Whether US Trust's failure to affirmatively plead this defense or
otherwise acknowledge its burden of proof was strategic or mere
oversight, Plaintiffs cannot credibly claim unfair surprise and have
demonstrated no substantial prejudice. Accordingly, for purposes of
presenting a complete record, US Trust's Alternative Motion for Leave to
File an Amended Answer for purposes of adding the affirmative defense is
granted, and Plaintiffs' Third Motion for Partial Summary Judgment is
That being said, the Court is disturbed by the inconsistency in the
burden of proof position taken by US Trust in this case, as opposed to
the position that it took in the case of Henry v. Champlain Enterprises,
Inc., et al., Case No. 01-cv-1681, in the United States District Court
for the Northern District of New York, as well as the fact that counsel
for US Trust has authored a portion of a book on ERISA fiduciary
litigation in which he wrote:
Borrowing from the law of trusts, decisions in ERISA
cases have generally recognized that once a
beneficiary has established that a prohibited
transaction has taken place, the burden of explaining
or justifying the transaction shifts to the
fiduciary, who must prove that the transaction was
undertaken for adequate consideration. One who acts in
violation of his or her fiduciary duty bears the
burden of showing that he or she acted fairly and
Robert N. Eccles, ERISA Fiduciary Law, Chapter 14, at 403-04.

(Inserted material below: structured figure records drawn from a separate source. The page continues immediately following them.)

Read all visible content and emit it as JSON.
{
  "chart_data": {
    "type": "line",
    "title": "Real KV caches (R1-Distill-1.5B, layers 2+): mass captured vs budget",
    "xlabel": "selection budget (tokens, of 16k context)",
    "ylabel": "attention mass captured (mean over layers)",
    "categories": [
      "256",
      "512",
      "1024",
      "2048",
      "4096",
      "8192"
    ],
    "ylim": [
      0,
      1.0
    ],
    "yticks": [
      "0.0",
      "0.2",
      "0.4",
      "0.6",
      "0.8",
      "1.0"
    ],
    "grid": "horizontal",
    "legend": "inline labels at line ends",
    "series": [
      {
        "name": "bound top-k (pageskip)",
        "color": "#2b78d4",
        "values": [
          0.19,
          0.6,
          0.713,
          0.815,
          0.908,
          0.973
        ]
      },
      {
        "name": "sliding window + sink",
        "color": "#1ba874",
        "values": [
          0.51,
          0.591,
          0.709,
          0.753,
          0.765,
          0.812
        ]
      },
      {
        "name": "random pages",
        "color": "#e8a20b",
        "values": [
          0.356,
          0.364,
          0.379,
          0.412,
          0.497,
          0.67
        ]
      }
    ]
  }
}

This Court is not an arena for playing games. Had US Trust followed its
prior position and the apparent opinion of its counsel by pleading an
affirmative defense under § 408(e) in its Answer or at least
otherwise affirmatively acknowledging its burden of proof of this issue,
Plaintiffs would not have incurred the costs of filing their Third Motion
for Partial Summary Judgment. As a result of US Trust's inconsistent
positions, the Court finds that US Trust should pay the reasonable
attorneys fees incurred by Plaintiffs in filing their Third Motion for
Partial Summary Judgment. Plaintiffs shall compile an invoice for their
attorneys fees reasonably incurred in preparing the Third Motion for
Partial Summary Judgment and Combined Reply in support thereof and submit
it to counsel for US Trust within 14 days. US Trust will then either
remit this amount to Plaintiffs counsel or file written objections to the
reasonableness of the fees incurred with the Court within 14 days of its
receipt of Plaintiffs' invoice.
For the reasons set forth above, Plaintiffs' Motion for Partial Summary
Judgment as to Liability Against US Trust: Absence of Authority [#278] is
DENIED. Plaintiff's Second Motion for Partial Summary Judgment as to
Liability Against US Trust: Breach of Loyalty and Prudence: Failure to
Investigate [#287] is DENIED. US Trust's Alternative Motion for Leave to
File an Amended Answer [#347] is GRANTED, and the Amended Answer shall be
filed on or before December 9, 2002. Plaintiffs' Third Motion for Partial
Summary Judgment as to Liability Against US Trust: ERISA § 406
Prohibited Transactions on December 20, 1995 [#311] is also DENIED. As
set forth in more detail above, Plaintiffs are awarded their reasonable
attorneys fees in connection with their Third Motion for Partial Summary
Judgment as to Liability Against US Trust.